# Math Help - Maximum Error Problem

1. ## Maximum Error Problem

Hi
I am having trouble getting the correct answer to the following question:

1) The sides of a right angle triangle enclosing the right angle are measured as 6.0m and 8.0m respectively. The maximum errors in each measurement are +- 0.1m
i) Find approximately the maximum error in the calculated area of the triangle.

This is what i have done:
$A=\frac{1}{2}bh$

$\partial A = \frac{\partial A}{\partial a} * \partial a + \frac{\partial A}{\partial b} * \partial b
$

$\frac{\partial A}{\partial a}$
$=\frac{1}{2}b$

sub b=8.0m
$=4$

$\frac{\partial A}{\partial b}$

$=\frac{1}{2}h$

sub h=6
$=3$

$\partial a = \frac{0.1}{4}$

$= 0.025$

$\partial b = \frac{0.1}{3}$

$= 0.033$

$\partial A = \frac{4}{0.025} * 0.025 \frac{3}{0.033} * 0.033$

$=7$

P.S

2. Originally Posted by Paymemoney
Hi
I am having trouble getting the correct answer to the following question:

1) The sides of a right angle triangle enclosing the right angle are measured as 6.0m and 8.0m respectively. The maximum errors in each measurement are +- 0.1m
i) Find approximately the maximum error in the calculated area of the triangle.

This is what i have done:
$A=\frac{1}{2}bh$

$\partial A = \frac{\partial A}{\partial a} * \partial a + \frac{\partial A}{\partial b} * \partial b
$
]
Technical point: standard notation for this would be $dA = \frac{\partial A}{\partial a} da + \frac{\partial A}{\partial b} db$. Don't use " $\partial$" with differentials. More importantly, since there is an "h" rather than "a" in the formula, it should be
$dA = \frac{\partial A}{\partial h} dh + \frac{\partial A}{\partial b}db$

$\frac{\partial A}{\partial a}$
$=\frac{1}{2}b$

sub b=8.0m
$=4$

$\frac{\partial A}{\partial b}$

$=\frac{1}{2}h$

sub h=6
$=3$

$\partial a = \frac{0.1}{4}$

$= 0.025$
No, da= 0.1. Where did the "4" come from?

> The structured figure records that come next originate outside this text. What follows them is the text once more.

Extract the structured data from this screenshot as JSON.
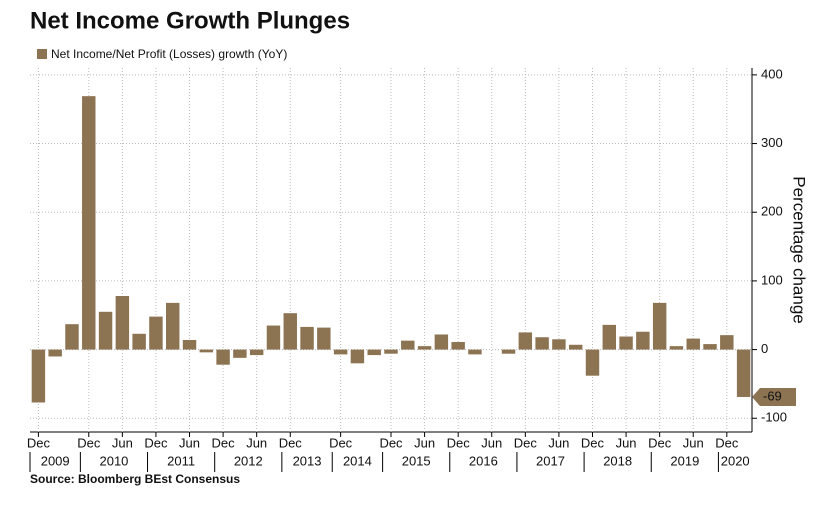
{
  "chart_data": {
    "type": "bar",
    "title": "Net Income Growth Plunges",
    "legend_label": "Net Income/Net Profit (Losses) growth (YoY)",
    "y_axis_label": "Percentage change",
    "source": "Source: Bloomberg BEst Consensus",
    "color": "#8c7352",
    "categories": [
      "Dec",
      null,
      null,
      "Dec",
      null,
      "Jun",
      null,
      "Dec",
      null,
      "Jun",
      null,
      "Dec",
      null,
      "Jun",
      null,
      "Dec",
      null,
      null,
      "Dec",
      null,
      null,
      "Dec",
      null,
      "Jun",
      null,
      "Dec",
      null,
      "Jun",
      null,
      "Dec",
      null,
      "Jun",
      null,
      "Dec",
      null,
      "Jun",
      null,
      "Dec",
      null,
      "Jun",
      null,
      "Dec",
      null
    ],
    "year_labels": [
      "2009",
      "2010",
      "2011",
      "2012",
      "2013",
      "2014",
      "2015",
      "2016",
      "2017",
      "2018",
      "2019",
      "2020"
    ],
    "values": [
      -77,
      -10,
      37,
      369,
      55,
      78,
      23,
      48,
      68,
      14,
      -4,
      -22,
      -12,
      -8,
      35,
      53,
      33,
      32,
      -7,
      -20,
      -8,
      -6,
      13,
      5,
      22,
      11,
      -7,
      0,
      -6,
      25,
      18,
      15,
      7,
      -38,
      36,
      19,
      26,
      68,
      5,
      16,
      8,
      21,
      -69
    ],
    "value_labels": [
      null,
      null,
      null,
      null,
      null,
      null,
      null,
      null,
      null,
      null,
      null,
      null,
      null,
      null,
      null,
      null,
      null,
      null,
      null,
      null,
      null,
      null,
      null,
      null,
      null,
      null,
      null,
      null,
      null,
      null,
      null,
      null,
      null,
      null,
      null,
      null,
      null,
      null,
      null,
      null,
      null,
      null,
      "-69"
    ],
    "ylim": [
      -120,
      410
    ],
    "yticks": [
      -100,
      0,
      100,
      200,
      300,
      400
    ],
    "y_axis_side": "right",
    "grid": true
  }
}
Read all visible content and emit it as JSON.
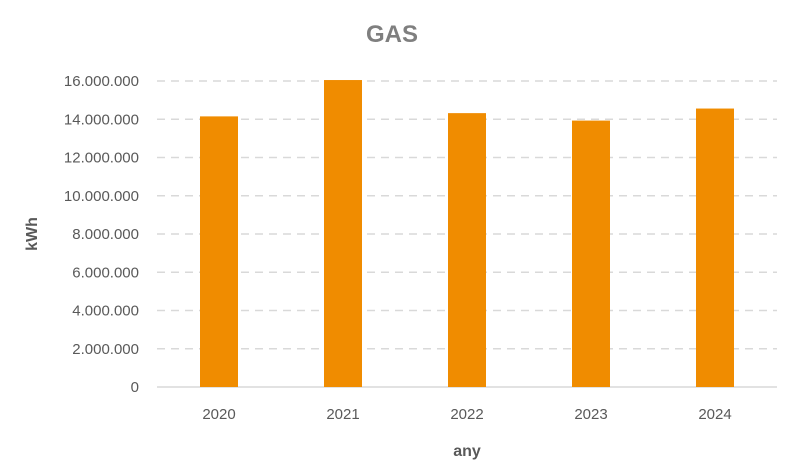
{
  "chart_data": {
    "type": "bar",
    "title": "GAS",
    "xlabel": "any",
    "ylabel": "kWh",
    "categories": [
      "2020",
      "2021",
      "2022",
      "2023",
      "2024"
    ],
    "series": [
      {
        "values": [
          14150000,
          16050000,
          14320000,
          13930000,
          14560000
        ]
      }
    ],
    "ylim": [
      0,
      16000000
    ],
    "yticks": [
      0,
      2000000,
      4000000,
      6000000,
      8000000,
      10000000,
      12000000,
      14000000,
      16000000
    ],
    "ytick_labels": [
      "0",
      "2.000.000",
      "4.000.000",
      "6.000.000",
      "8.000.000",
      "10.000.000",
      "12.000.000",
      "14.000.000",
      "16.000.000"
    ],
    "bar_color": "#f08c00",
    "grid": true,
    "legend": "none"
  }
}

$\partial b = \frac{0.1}{3}$

$= 0.033$
db also equals .1

$\partial A = \frac{4}{0.025} * 0.025 \frac{3}{0.033} * 0.033$

$=7$

P.S
Does this make sense to you? Errors of .1 m in the measurement of the sides will cause an error of 7 square meters in the area? The calculated error would be (1/2)(6)(8)= 24 square meters. 7 square meters would be almost 1/3 of that!

$dA= \frac{1}{2}h db+ \frac{1}{2}b dh= \frac{1}{2}(h db+ b dh)= \frac{1}{2}(6(.1)+ 8(.1))= \frac{1}{2}(1.4)= 0.7$ square meters.

Note that is U= x+ y then dU= dx+ dy.

If A= xy then dA= ydx+ xdy. Dividing both sides by A= xy, $\frac{dA}{A}= \frac{dx}{x}+ \frac{dy}{y}$.

Those give the old engineers "rule of thumb":

"When measurements are added, their errors add. When meaurements are multiplied, their relative errors add."

Here the relative error in height is $\frac{.1}{.6}= \frac{1}{6}$ and the relative error in base is $\frac{.1}{.8}= \frac{1}{8}$. The relative error in the area is $\frac{1}{6}+ \frac{1}{8}= \frac{4}{24}+ \frac{3}{24}= \frac{7}{24}$. Since the calculated area is (1/2)(.6)(.8)= .24, the maximum error is [tex]\frac{7}{24}(.24)= 0.7 square meters.

3. ok thanks i think i understand now.